Using Data Analysis to Identify Loyal Customers, Before They Become Loyal
“Station10’s insights have transformed how we look at our business; one in particular led to a series of efficiency-focused strategies and KPIs to save customer’s time. Last year, the business saved its customers 9 million hours cumulatively. Without this insight, we would not have made these business changes.”
What did we do?
Data insights are playing an ever-increasing role in helping companies to understand their customers and make more informed business decisions.
The opportunities are boundless: better store location planning; a more effective, more personalised consumer experience; improved acquisition and retention programmes; and enhanced lifetime customer management are just some of the ways data analytics drive business growth.
Tesco could recognise loyal customers after 3 months of shopping online with them, but they wanted to know “Can indicators of loyal behaviour be spotted early on? That is, before they become loyal. What’s the best way of targeting these customers?”
When Tesco asked us this question, we were delighted to be able to use our expertise to deliver results-focused, usable insights. In order to manage stock levels more effectively, the UK’s largest supermarket chain wanted to know:
- Are there behavioural indicators of future loyalty?
- Is this behaviour influenced by cross-channel factors?
- Can these factors be used to manage lifetime value?
These are excellent, important questions in a multichannel world. So, Station10’s multi-skilled project team got to work integrating offline and online customer transaction and behavioural data.
How we helped: Results
Firstly, we needed to take inherent bias out of the data to ensure that the results weren’t skewed by the fact that customers who stay for longer are, almost by definition, more likely to spend more.
To do this, we created a loyalty cohort behavioural analysis with additional offline data integration for an omnichannel view. We also overlaid previous analysis on frequency and purchase type behaviour to create a more detailed segmentation for future targeting. This allowed us to understand the comparison between two groups over time.
Given the slightly open-ended nature of the questions, there was not a single target factor to look for; it was the data science equivalent of looking for a needle in a haystack. We meticulously analysed every type of metric to understand its relationship to loyalty across these cohorts.
Through this process, we identified that many metrics and early shopping behaviours had no discernible relationship with long-term loyalty. Most metrics, in fact. But we found a few that did.
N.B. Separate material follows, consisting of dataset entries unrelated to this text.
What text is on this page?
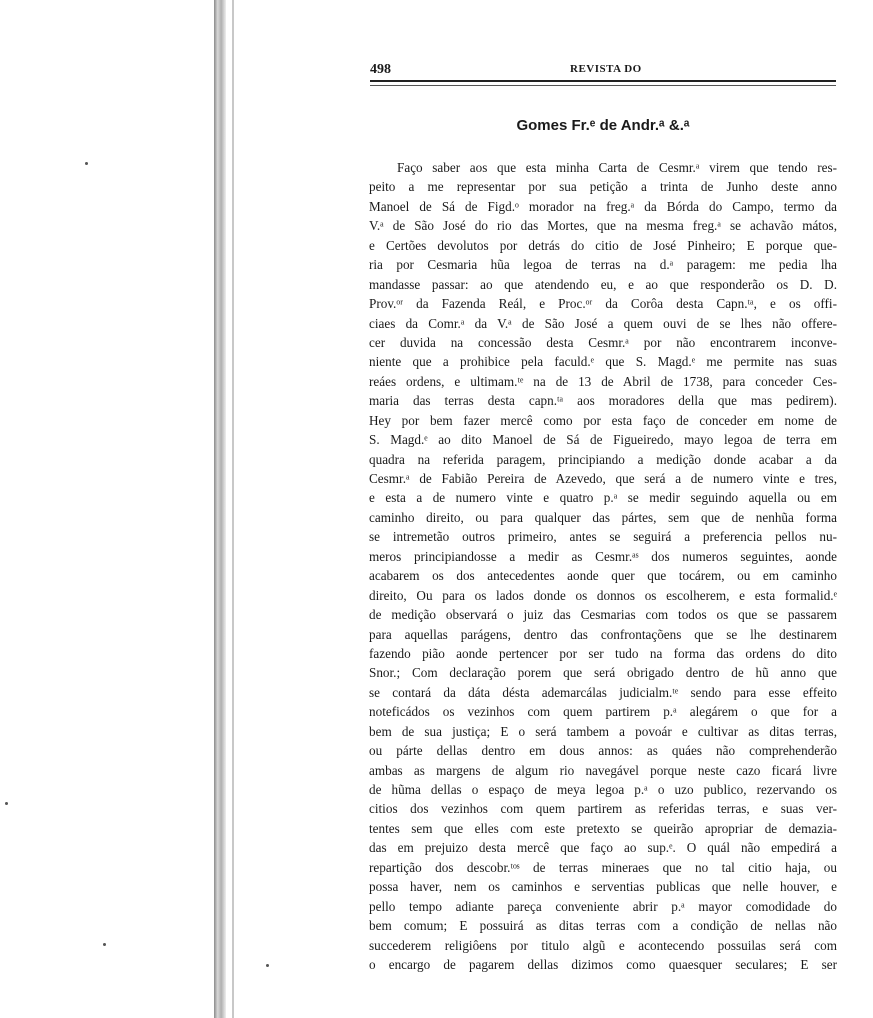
498	REVISTA DO
Gomes Fr.ᵉ de Andr.ᵃ &.ᵃ
Faço saber aos que esta minha Carta de Cesmr.ᵃ virem que tendo res-
peito a me representar por sua petição a trinta de Junho deste anno
Manoel de Sá de Figd.ᵒ morador na freg.ᵃ da Bórda do Campo, termo da
V.ᵃ de São José do rio das Mortes, que na mesma freg.ᵃ se achavão mátos,
e Certões devolutos por detrás do citio de José Pinheiro; E porque que-
ria por Cesmaria hũa legoa de terras na d.ᵃ paragem: me pedia lha
mandasse passar: ao que atendendo eu, e ao que responderão os D. D.
Prov.ᵒʳ da Fazenda Reál, e Proc.ᵒʳ da Corôa desta Capn.ᵗᵃ, e os offi-
ciaes da Comr.ᵃ da V.ᵃ de São José a quem ouvi de se lhes não offere-
cer duvida na concessão desta Cesmr.ᵃ por não encontrarem inconve-
niente que a prohibice pela faculd.ᵉ que S. Magd.ᵉ me permite nas suas
reáes ordens, e ultimam.ᵗᵉ na de 13 de Abril de 1738, para conceder Ces-
maria das terras desta capn.ᵗᵃ aos moradores della que mas pedirem).
Hey por bem fazer mercê como por esta faço de conceder em nome de
S. Magd.ᵉ ao dito Manoel de Sá de Figueiredo, mayo legoa de terra em
quadra na referida paragem, principiando a medição donde acabar a da
Cesmr.ᵃ de Fabião Pereira de Azevedo, que será a de numero vinte e tres,
e esta a de numero vinte e quatro p.ᵃ se medir seguindo aquella ou em
caminho direito, ou para qualquer das pártes, sem que de nenhũa forma
se intremetão outros primeiro, antes se seguirá a preferencia pellos nu-
meros principiandosse a medir as Cesmr.ᵃˢ dos numeros seguintes, aonde
acabarem os dos antecedentes aonde quer que tocárem, ou em caminho
direito, Ou para os lados donde os donnos os escolherem, e esta formalid.ᵉ
de medição observará o juiz das Cesmarias com todos os que se passarem
para aquellas parágens, dentro das confrontaçõens que se lhe destinarem
fazendo pião aonde pertencer por ser tudo na forma das ordens do dito
Snor.; Com declaração porem que será obrigado dentro de hũ anno que
se contará da dáta désta ademarcálas judicialm.ᵗᵉ sendo para esse effeito
noteficádos os vezinhos com quem partirem p.ᵃ alegárem o que for a
bem de sua justiça; E o será tambem a povoár e cultivar as ditas terras,
ou párte dellas dentro em dous annos: as quáes não comprehenderão
ambas as margens de algum rio navegável porque neste cazo ficará livre
de hũma dellas o espaço de meya legoa p.ᵃ o uzo publico, rezervando os
citios dos vezinhos com quem partirem as referidas terras, e suas ver-
tentes sem que elles com este pretexto se queirão apropriar de demazia-
das em prejuizo desta mercê que faço ao sup.ᵉ. O quál não empedirá a
repartição dos descobr.ᵗᵒˢ de terras mineraes que no tal citio haja, ou
possa haver, nem os caminhos e serventias publicas que nelle houver, e
pello tempo adiante pareça conveniente abrir p.ᵃ mayor comodidade do
bem comum; E possuirá as ditas terras com a condição de nellas não
succederem religiôens por titulo algũ e acontecendo possuilas será com
o encargo de pagarem dellas dizimos como quaesquer seculares; E ser
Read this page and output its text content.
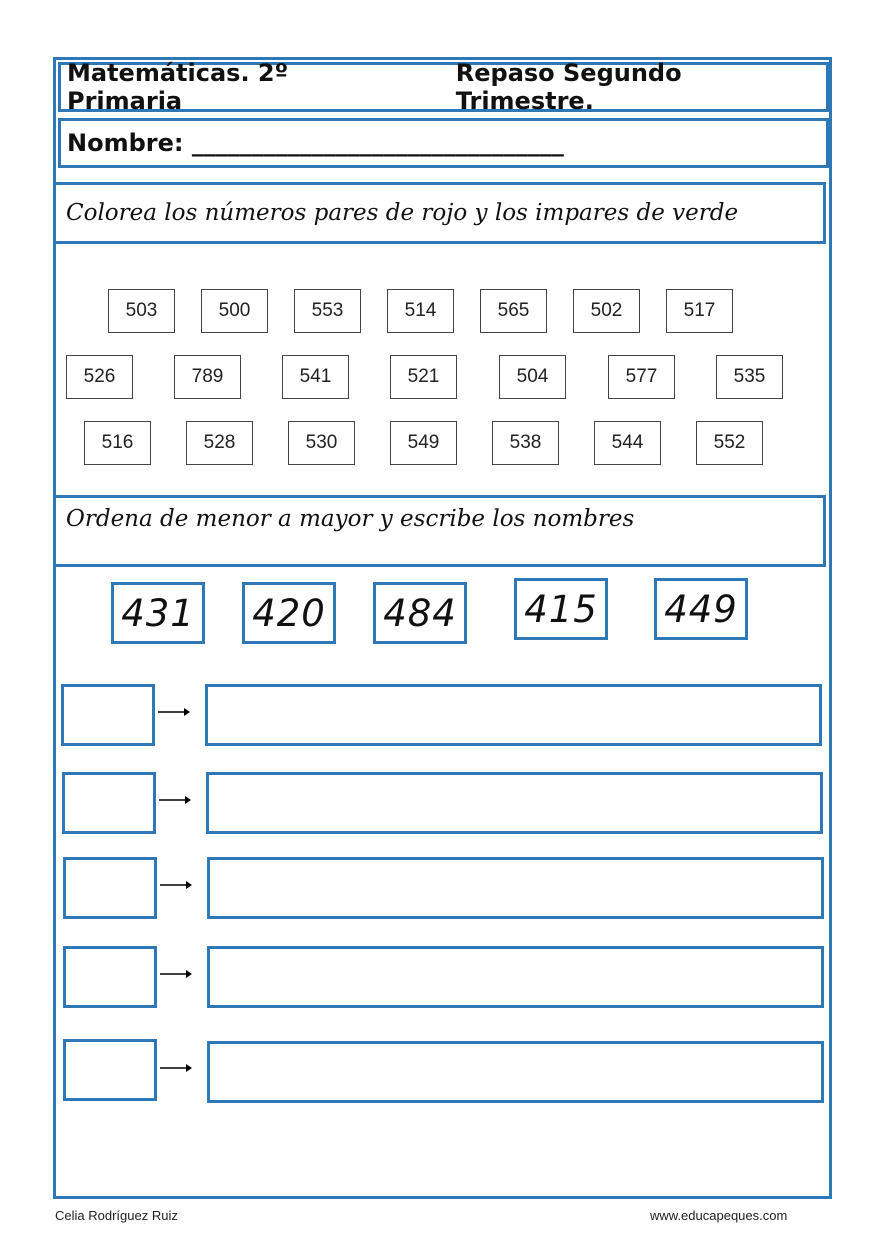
Matemáticas. 2º Primaria
Repaso Segundo Trimestre.
Nombre: _______________________________
Colorea los números pares de rojo y los impares de verde
503	500	553	514	565	502	517
526	789	541	521	504	577	535
516	528	530	549	538	544	552
Ordena de menor a mayor y escribe los nombres
431 420 484 415 449
Celia Rodríguez Ruiz	www.educapeques.com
These could be summarised in a few top-level insights:
- The primary goal of most customers is efficiency
- Grocery shopping, whether online or offline, is a matter of convenience and routine, not exploration or discovery.
- Customers’ focus on efficiency of shopping leads to a heavy tendency to get everything done in one go, whether for irregular or regular orders.
- A significant proportion of those who amend orders do so immediately after placing the original order.
- As order frequency increases, so does total customer spend
This focus on efficiency manifested itself in a group, or basket, of metrics that all related to customers wanting to be more efficient in their shopping. And critically, these metrics were identifiable in customers’ very first shop. In other words, before customers had bought anything, they were exhibiting behaviours that were predictive of future loyalty.
This had a significant impact on the business. The insight disproved the traditional theory that the longer a customer spends on your ecommerce web site, the better – a theory many businesses still hold onto. Because of the relationship with loyalty, long-term spend and efficiency, it helped leaders re-consider their digital product strategy. Rather than “interrupt” the customer shopping journey with additional information or product offers on a regular basis, the focus became saving customers time, and streamlining the journey. Basket size and spend would increase over time, so the more efficient the buying journey, especially early in the customer lifecycle, the longer the long-term value; it’s not about individual basket size, but customer efficiency.
This led to a change in the long-term product strategy, with a mantra to save customers’ time.
More results & business value
Two years later, the digital business had evolved to focus on these metrics, and implemented a series of product enhancements to help save customers time during their shop. The business was now able to report on how much time these changes had saved time in the shopping trip.
The changes had saved so much time that, on average over a year, each customer had saved enough time to watch an entire box set of their favourite TV show. And so, that’s how it was reported.
These data insights enable Tesco to be more strategic in its digital product strategy, whilst increasing long-term customer loyalty.
At Station10, this is the kind of business value we deliver through effective, expert data analysis, providing our clients with new opportunities to grow their business.